Ильф всегда очень волновался по поводу общественных и литературных дел. С утра мы всегда начинали об этом разговор. И очень часто так и не могли сесть работать.

Его мысли о литературном уровне. Он был глубоко убежден, что читатель обязательно найдет хорошее произведение.

Он прекрасно знал цену дутой славы и боялся ее. Поэтому он никогда не занимался так называемым устройством литературных дел, не просил и не желал никаких литературных привилегий.

Он был застенчив и ужасно не любил выставлять себя напоказ.

Старушка, которой он соврал, что он брат Ильфа.

Однажды он сказал: «Женя, я принадлежу к людям, которые любят оставаться сзади, входить в двери последними».

Постепенно и я стал таким. Мы неизменно отказывались от участия в вечерах, концертах. В тех редких случаях, когда мы все-таки выступали, мне приходилось читать, а Ильф выпивал всю воду из графина. При этом он страшно мучился и потом говорил, что безумно устал. И это была правда. Его тяготило многолюдное общество…

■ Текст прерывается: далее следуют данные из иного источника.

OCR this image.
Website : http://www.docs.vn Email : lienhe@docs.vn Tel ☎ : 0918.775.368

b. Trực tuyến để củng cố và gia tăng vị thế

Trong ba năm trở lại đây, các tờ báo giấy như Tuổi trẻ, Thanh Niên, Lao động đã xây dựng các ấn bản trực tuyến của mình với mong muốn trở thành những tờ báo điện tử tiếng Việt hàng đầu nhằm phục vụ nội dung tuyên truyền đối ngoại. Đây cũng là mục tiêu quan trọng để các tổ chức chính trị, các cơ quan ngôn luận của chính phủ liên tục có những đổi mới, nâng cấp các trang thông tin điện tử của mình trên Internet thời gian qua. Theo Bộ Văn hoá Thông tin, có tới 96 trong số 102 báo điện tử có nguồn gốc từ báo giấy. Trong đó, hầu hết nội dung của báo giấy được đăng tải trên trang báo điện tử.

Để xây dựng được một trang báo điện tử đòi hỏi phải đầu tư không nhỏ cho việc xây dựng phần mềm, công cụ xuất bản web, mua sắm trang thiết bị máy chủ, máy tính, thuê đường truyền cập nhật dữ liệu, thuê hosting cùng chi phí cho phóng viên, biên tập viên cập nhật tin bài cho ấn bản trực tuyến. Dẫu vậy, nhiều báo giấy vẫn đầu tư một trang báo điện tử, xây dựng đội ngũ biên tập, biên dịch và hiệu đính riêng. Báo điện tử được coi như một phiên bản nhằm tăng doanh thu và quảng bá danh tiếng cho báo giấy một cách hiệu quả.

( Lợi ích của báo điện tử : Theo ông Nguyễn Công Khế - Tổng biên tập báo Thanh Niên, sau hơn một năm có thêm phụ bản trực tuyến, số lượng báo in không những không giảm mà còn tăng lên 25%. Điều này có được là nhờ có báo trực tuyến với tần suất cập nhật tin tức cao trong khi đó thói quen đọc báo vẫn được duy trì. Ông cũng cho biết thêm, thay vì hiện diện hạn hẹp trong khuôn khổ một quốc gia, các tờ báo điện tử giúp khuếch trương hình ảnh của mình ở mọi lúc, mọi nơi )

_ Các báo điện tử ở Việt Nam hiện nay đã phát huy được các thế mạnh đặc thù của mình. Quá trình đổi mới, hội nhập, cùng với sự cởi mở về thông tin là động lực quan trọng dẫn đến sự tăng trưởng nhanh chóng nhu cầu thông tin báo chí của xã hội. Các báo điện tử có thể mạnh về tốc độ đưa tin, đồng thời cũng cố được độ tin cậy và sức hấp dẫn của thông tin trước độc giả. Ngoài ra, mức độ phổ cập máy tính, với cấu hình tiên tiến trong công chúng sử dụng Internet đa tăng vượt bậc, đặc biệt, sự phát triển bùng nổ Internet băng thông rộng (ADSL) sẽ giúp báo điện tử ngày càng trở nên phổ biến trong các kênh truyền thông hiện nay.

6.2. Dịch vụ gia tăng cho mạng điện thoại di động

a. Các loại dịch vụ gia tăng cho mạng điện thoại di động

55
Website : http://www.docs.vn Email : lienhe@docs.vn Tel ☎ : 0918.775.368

Ильф обожал детей. Постоянно повторял фразу, которую кричали дети при переезде в новый дом:

— Писатели приехали!

А потом, когда Ильфа везли на кладбище, дети орали:

— Писателя везут!

Трудно писать об Ильфе, как о каком-то другом человеке.

ОТКЛИКИ

ОТЗЫВЫ

ДОКУМЕНТЫ

Ильф и Петров о себе

«Привычка думать и писать вместе»

Мы начали работать вдвоем в 1927 году случайно. До этого каждый из нас писал самостоятельно. Это были маленькие рассказы, фельетоны, иногда даже весьма сомнительные стихи. Когда мы стали писать вдвоем, выяснилось, что мы друг к другу подходим, как говорится, дополняем один другого. <…> Что бы мы ни писали — роман, фельетон, пьесу или деловое письмо, мы все это пишем вместе, не отходя друг от друга, за одним столом. Вместе ищется тема, совместными усилиями облекается она в сюжетную форму, все наблюдения, мысли и литературные украшения тщательно выбираются из общего котла, и вместе пишется каждая фраза, каждое слово.